Abstract The sensorimotor (SM) network is crucial for optimal neurodevelopment. However, undergoing rapid maturation during the perinatal period, it is particularly vulnerable to preterm birth. Our work explores the prematurity impact on the microstructure and maturation of primary SM white matter (WM) tracts at term-equivalent age (TEA) and evaluates the relationships between these alterations and neurodevelopmental outcome. We analyzed diffusion MRI data from the developing Human Connectome Project (dHCP) database: 59 preterm (PT) low-risk infants scanned near TEA, compared to a control group of full-term (FT) neonates paired for age at MRI and sex. We dissected pairwise connections between primary SM cortices and subcortical structures using probabilistic tractography and evaluated their microstructure with diffusion tensor imaging (DTI) and neurite orientation dispersion and density imaging (NODDI) models. In addition to tract- specific univariate analyses of diffusion metrics, we computed a maturational distance related to prematurity based on a multi-parametric Mahalanobis distance of each PT infant relative to the FT group. Finally, we evaluated the relationships between this distance and Bayley Scales of Infant and Toddler Development (BSID-III) scaled scores at 18 months corrected age. Our results confirm important microstructural differences in SM tracts between PT and FT infants, with effects increasing with lower gestational age at birth.

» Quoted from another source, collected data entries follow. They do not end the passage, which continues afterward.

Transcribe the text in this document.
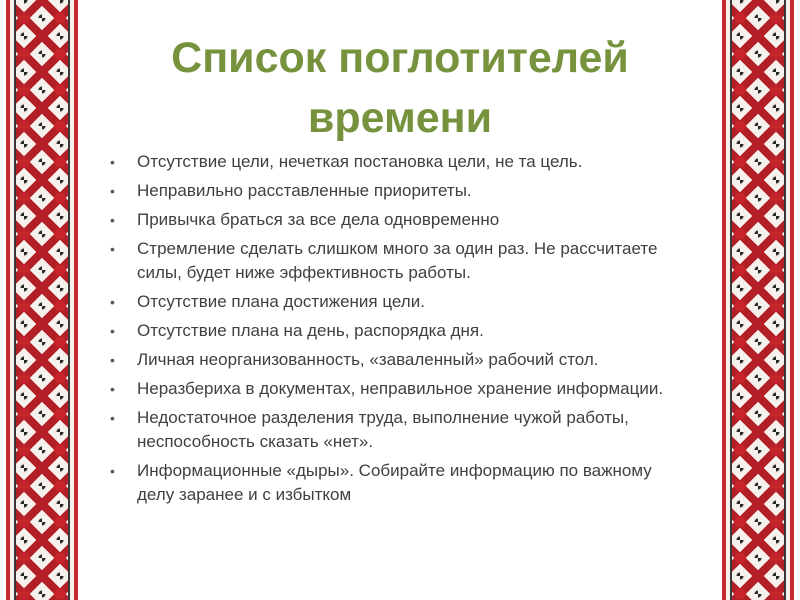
Список поглотителей
времени
•	Отсутствие цели, нечеткая постановка цели, не та цель.
•	Неправильно расставленные приоритеты.
•	Привычка браться за все дела одновременно
•	Стремление сделать слишком много за один раз. Не рассчитаете силы, будет ниже эффективность работы.
•	Отсутствие плана достижения цели.
•	Отсутствие плана на день, распорядка дня.
•	Личная неорганизованность, «заваленный» рабочий стол.
•	Неразбериха в документах, неправильное хранение информации.
•	Недостаточное разделения труда, выполнение чужой работы, неспособность сказать «нет».
•	Информационные «дыры». Собирайте информацию по важному делу заранее и с избытком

Additionally, comparisons of maturational distances highlight that prematurity has a differential effect on SM tracts which follows the established WM caudo-rostral developmental pattern. Our results suggest a particular vulnerability of projections involving the primary sensorimotor cortices (S1) and of the most rostral tracts, with cortico-cortical and S1-Lenticular tracts presenting the highest alterations at TEA. Finally, NODDI-derived maturational distances of specific tracts seem related to fine motor and cognitive scores. This study expands the understanding of the impact of early WM alterations in the emerging SM network on long-term neurodevelopment. In the future, related approaches have potential to lead to the development of neuroimaging markers for neurodevelopmental disorders, with special interest for subtle neuromotor impairments frequently observed in preterm-born children.